METZ: Rethink What You’re Focusing On
METZ – II
Sub Pop Records
By Eugene Buonaccorsi
When listening to Toronto’s loudest band, METZ, it’s necessary to rethink what you are focusing on. For decades, pop, rock, R&B, and hip-hop music have taught listeners to hone in on the vocal performance of a song or album in order to digest its primary message. This makes sense when the narration and essence of the music is channeled through that outlet, but METZ’s albums are more reminiscent of fundamental styles like jazz, in that the instrumental interplay is what dictates the mood of the performance.

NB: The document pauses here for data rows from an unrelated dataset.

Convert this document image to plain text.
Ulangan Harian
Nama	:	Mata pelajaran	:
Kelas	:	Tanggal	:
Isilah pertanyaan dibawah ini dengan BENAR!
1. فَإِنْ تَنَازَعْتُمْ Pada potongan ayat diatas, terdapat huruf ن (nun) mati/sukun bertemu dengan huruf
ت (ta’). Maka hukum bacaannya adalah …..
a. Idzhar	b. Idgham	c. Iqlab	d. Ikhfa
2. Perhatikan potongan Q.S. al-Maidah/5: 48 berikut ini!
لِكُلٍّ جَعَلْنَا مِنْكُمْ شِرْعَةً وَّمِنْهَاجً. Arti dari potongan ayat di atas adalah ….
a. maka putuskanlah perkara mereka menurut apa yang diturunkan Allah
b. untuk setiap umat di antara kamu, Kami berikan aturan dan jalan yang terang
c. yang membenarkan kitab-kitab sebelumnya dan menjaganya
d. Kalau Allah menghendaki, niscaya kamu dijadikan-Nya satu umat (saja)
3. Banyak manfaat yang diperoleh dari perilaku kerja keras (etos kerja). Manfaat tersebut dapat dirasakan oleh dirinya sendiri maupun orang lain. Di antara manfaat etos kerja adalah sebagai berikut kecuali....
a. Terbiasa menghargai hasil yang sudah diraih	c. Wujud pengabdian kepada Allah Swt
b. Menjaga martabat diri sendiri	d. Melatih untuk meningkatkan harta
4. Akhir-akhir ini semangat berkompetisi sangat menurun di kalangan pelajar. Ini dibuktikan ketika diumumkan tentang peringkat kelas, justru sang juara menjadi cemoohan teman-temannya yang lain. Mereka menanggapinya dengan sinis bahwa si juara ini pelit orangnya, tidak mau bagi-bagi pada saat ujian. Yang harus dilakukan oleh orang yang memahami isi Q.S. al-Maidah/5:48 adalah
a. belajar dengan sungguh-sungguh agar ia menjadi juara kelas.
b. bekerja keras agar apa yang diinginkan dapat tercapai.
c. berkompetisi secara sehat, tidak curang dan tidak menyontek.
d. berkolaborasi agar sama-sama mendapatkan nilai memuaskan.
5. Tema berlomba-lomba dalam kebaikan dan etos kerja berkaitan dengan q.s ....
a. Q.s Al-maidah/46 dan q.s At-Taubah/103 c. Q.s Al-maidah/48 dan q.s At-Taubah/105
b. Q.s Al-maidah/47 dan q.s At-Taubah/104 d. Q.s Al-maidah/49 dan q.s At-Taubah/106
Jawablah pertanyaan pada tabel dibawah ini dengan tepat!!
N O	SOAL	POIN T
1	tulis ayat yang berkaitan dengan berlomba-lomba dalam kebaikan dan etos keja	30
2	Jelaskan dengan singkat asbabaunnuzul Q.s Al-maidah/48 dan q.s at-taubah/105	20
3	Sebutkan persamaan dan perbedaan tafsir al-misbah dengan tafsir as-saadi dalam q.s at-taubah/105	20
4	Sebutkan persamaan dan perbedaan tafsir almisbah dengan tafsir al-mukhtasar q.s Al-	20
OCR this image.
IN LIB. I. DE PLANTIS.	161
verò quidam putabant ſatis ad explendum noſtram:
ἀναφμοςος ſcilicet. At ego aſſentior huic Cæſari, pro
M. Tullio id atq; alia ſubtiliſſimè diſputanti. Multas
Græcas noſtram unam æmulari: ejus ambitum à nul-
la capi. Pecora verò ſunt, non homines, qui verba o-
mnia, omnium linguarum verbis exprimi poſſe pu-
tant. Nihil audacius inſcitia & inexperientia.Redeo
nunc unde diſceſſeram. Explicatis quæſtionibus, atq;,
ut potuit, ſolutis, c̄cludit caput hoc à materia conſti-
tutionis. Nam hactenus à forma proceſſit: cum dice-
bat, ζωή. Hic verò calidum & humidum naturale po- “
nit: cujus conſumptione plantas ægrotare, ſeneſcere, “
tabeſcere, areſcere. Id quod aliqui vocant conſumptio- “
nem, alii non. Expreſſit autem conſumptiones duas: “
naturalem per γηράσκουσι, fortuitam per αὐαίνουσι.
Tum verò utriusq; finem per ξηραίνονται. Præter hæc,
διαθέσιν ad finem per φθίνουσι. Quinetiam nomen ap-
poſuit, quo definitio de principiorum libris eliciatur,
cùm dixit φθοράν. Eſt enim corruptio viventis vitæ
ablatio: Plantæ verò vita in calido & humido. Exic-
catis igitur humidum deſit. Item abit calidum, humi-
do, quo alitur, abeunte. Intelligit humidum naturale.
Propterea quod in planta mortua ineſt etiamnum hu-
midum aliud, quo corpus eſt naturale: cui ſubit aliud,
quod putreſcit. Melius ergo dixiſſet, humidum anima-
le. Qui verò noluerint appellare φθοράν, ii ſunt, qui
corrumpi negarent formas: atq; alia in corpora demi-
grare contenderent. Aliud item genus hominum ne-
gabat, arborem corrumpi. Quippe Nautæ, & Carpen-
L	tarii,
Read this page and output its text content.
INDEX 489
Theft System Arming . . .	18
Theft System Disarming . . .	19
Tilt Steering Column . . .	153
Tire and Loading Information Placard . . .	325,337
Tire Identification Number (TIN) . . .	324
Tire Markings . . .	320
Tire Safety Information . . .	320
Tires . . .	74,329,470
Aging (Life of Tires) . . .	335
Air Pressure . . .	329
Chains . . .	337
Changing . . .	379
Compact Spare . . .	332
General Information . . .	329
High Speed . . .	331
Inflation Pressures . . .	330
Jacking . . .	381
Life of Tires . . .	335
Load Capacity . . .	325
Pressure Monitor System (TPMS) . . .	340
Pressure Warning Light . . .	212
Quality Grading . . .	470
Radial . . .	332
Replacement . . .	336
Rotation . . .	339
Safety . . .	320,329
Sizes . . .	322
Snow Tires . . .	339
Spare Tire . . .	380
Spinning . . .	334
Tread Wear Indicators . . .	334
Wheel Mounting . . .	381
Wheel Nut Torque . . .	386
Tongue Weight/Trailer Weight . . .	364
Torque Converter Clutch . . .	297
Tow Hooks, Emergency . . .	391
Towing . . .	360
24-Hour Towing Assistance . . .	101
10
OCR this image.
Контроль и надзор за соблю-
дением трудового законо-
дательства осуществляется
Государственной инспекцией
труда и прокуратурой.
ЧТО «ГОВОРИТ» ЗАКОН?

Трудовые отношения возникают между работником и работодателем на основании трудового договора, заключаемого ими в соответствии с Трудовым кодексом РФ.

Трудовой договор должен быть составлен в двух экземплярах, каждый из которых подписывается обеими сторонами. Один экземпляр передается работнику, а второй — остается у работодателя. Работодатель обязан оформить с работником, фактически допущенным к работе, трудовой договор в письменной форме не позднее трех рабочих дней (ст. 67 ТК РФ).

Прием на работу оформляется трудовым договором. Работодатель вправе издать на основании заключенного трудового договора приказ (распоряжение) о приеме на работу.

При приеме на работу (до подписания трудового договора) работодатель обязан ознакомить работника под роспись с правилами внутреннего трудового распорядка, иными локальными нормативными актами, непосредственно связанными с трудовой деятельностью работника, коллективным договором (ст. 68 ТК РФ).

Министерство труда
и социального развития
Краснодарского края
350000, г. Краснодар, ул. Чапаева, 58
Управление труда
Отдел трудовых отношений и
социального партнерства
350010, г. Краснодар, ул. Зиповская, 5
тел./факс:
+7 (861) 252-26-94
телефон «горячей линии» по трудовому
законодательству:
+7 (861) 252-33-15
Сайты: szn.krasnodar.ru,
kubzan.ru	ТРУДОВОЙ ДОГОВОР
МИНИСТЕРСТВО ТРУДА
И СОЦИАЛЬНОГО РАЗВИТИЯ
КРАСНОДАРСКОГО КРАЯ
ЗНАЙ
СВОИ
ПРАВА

The band’s latest album, II, is in large part, a sonic companion to its predecessor METZ. It’s a noisy mess of garage rock hammering and punk influenced snark shouted into feedback. The entire ethos of the album is rooted in the thirst for a louder solution, or a more discordant verse, and the points of the songs are made through visceral strength more than anything else.
Vocalist Alex Edkins doesn’t present his syntax first, but rather his emotional state. On “Nervous System” his wild, wordless shout kicks off the song stronger than any assertion could and he perpetuates the angular chorus of “Spit Me Out” by drawing out the decays of the word to give them condescension. He plays his vocal performance like an instrument, and while his lyrics are worth hearing, his primary goal is elsewhere, as a wild force of energy.
That is not to say that II is a constant barrage of shouts and ridged noise. Tracks like “The Swimmer” and “Landfill” experiment with dancey beats and catchy, fuzzed out harmonies. Sure, they are accompanied by terse, throaty vocals and a rhythm section that almost forces itself into the forefront, but they are stylistically variable nonetheless.
II never lags because it seems urgent to make a point, whether with a new representation of METZ’s standard noise rock heft or with a slightly more accessible variation that displays the talent of the musicians in the background.
With an aesthetic that’s immediately repellant to casual music listeners, II isn’t going to find its way onto many summer playlists. Nor will your friends beg you to toss the record on while you all sip Leinenkugel down at your uncle’s boathouse. It’s a challenging album by a challenging band that tends to self-select its listeners, finding its way to those who yearn for the extreme and the aggressively created.
Lack of mainstream acceptance aside, II is a worthy addition to the year’s list of releases… one that pushes the capabilities of the band’s style by expanding the pacing and dynamics they established on their strong debut. – (7/10)
METZ play at Neumos in Seattle on August 4 with Big Ups and Dilly Dally.